[RFC,00/17] btrfs: implementation of priority aware allocator
mbox series

Message ID 20181128031148.357-1-suy.fnst@cn.fujitsu.com
Headers show
Series
  • btrfs: implementation of priority aware allocator
Related show

Message

Su Yue Nov. 28, 2018, 3:11 a.m. UTC
This patchset can be fetched from repo:
https://github.com/Damenly/btrfs-devel/commits/priority_aware_allocator.
Since patchset 'btrfs: Refactor find_free_extent()' does a nice work
to simplify find_free_extent(). This patchset dependents on the refactor.
The base is the commit in kdave/misc-next:

commit fcaaa1dfa81f2f87ad88cbe0ab86a07f9f76073c (kdave/misc-next)
Author: Nikolay Borisov <nborisov@suse.com>
Date:   Tue Nov 6 16:40:20 2018 +0200

    btrfs: Always try all copies when reading extent buffers


This patchset introduces a new mount option named 'priority_alloc=%s',
%s is supported to be "usage" and "off" now. The mount option changes
the way find_free_extent() how to search block groups.

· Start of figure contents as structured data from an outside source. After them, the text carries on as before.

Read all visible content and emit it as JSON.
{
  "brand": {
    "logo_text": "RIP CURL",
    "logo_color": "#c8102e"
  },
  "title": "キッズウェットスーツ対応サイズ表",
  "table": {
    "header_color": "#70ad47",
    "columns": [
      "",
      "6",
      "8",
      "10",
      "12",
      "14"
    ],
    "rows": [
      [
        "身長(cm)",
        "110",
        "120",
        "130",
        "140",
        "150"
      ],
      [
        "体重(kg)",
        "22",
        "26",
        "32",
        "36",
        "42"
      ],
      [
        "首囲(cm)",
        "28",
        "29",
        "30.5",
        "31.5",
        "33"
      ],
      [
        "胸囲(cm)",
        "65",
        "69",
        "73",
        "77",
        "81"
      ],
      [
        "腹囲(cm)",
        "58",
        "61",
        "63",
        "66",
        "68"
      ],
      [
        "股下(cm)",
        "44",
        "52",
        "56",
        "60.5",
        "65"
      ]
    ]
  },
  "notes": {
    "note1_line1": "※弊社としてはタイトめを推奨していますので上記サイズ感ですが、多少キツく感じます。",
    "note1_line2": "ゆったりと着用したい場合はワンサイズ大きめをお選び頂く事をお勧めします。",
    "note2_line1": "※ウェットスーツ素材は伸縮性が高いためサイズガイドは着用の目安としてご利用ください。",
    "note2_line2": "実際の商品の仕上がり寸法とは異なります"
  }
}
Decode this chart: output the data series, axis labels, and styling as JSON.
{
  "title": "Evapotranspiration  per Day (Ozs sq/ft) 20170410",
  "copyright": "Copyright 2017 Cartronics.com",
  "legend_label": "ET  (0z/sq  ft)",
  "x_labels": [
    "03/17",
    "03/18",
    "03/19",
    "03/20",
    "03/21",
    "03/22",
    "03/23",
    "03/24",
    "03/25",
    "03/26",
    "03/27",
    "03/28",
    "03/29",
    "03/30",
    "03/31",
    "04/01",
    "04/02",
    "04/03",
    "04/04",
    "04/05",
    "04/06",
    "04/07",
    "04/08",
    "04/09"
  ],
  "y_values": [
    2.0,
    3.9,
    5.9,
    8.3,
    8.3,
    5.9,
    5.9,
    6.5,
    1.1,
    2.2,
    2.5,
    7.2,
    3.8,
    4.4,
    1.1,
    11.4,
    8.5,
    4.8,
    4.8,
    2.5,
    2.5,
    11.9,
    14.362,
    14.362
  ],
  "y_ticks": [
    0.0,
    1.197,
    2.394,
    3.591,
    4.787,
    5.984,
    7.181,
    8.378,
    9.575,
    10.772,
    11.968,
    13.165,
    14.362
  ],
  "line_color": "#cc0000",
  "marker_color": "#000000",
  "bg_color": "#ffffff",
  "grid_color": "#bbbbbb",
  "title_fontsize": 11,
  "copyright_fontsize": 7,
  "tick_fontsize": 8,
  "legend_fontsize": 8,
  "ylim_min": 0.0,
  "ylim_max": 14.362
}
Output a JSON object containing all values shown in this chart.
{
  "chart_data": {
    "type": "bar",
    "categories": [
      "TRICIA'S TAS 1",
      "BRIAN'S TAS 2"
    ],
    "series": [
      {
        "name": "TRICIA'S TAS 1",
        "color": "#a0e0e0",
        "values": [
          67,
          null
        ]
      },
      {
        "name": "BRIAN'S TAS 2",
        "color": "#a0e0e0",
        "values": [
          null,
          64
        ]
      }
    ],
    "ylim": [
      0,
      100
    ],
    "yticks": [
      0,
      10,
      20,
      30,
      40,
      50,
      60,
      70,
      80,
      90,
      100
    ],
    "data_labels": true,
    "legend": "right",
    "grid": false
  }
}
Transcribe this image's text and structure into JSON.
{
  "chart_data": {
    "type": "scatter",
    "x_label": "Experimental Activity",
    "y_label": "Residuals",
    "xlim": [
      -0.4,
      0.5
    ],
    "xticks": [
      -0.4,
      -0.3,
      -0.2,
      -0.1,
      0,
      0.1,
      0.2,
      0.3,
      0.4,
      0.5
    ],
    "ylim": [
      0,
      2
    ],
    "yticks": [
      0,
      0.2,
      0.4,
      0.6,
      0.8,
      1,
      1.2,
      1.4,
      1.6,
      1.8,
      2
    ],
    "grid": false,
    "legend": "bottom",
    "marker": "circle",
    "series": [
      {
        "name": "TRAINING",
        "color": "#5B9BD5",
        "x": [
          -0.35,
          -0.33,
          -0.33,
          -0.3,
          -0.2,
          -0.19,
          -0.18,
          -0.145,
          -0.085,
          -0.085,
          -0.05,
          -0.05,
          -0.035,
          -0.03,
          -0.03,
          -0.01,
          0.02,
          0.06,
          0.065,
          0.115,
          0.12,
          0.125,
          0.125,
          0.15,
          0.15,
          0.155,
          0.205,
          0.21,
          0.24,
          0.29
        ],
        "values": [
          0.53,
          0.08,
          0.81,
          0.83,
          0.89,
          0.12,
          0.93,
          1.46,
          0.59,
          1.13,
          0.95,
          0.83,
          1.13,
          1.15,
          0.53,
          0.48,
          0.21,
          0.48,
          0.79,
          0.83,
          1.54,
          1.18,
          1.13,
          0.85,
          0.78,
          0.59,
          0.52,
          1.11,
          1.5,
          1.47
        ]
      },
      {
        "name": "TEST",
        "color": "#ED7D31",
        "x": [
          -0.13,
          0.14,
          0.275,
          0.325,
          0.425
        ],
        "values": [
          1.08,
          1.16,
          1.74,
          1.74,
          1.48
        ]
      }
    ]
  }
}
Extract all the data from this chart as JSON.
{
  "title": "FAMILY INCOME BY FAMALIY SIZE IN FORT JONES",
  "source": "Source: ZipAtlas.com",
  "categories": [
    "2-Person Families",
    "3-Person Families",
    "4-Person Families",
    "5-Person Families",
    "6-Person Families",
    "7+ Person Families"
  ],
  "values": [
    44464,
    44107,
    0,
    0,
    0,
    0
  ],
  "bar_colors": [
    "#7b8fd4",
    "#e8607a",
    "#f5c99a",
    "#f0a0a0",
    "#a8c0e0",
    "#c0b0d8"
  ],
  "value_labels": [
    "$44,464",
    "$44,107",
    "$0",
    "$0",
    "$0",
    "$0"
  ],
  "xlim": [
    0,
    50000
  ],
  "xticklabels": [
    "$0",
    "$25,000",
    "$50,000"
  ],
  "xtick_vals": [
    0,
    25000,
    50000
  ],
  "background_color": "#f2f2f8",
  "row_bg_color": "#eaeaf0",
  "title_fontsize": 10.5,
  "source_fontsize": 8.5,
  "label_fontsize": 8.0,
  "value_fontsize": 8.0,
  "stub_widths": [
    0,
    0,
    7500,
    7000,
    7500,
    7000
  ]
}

Previously, block groups are stored in list of btrfs_space_info
by start position. When call find_free_extent() if no hint,
block_groups are searched one by one.

Design of priority aware allocator:
Block group has its own priority. We split priorities to many levels,
block groups are split to different trees according priorities.
And those trees are sorted by their levels and stored in space_info.
Once find_free_extent() is called, try to search block groups in higher
priority level then lower level. Then a block group with higher
priority is more likely to be used.

Pros:
1) Reduce the frequency of balance.
   The block group with a higher usage rate will be used preferentially
   for allocating extents. Free the empty block groups with pinned bytes
   as non-zero.[1]

2) The priority of empty block group with pinned bytes as non-zero
   will be set as the lowest.
   
3) Support zoned block device.[2]
   For metadata allocation, the block group in conventional zones
   will be used as much as possible regardless of usage rate.
   Will do it in future.
   
Cons:
1) Expectable performance regression.
   The degree of the decline is temporarily unknown.
   The user can disable block group priority to get the full performance.

TESTS:

If use usage as priority(the only available option), empty block group
is much harder to be reused.

About block group usage:
  Disk: 4 x 1T HDD gathered in LVM.

  Run script to create files and delete files randomly in loop.
  The num of files to create are double than to delete.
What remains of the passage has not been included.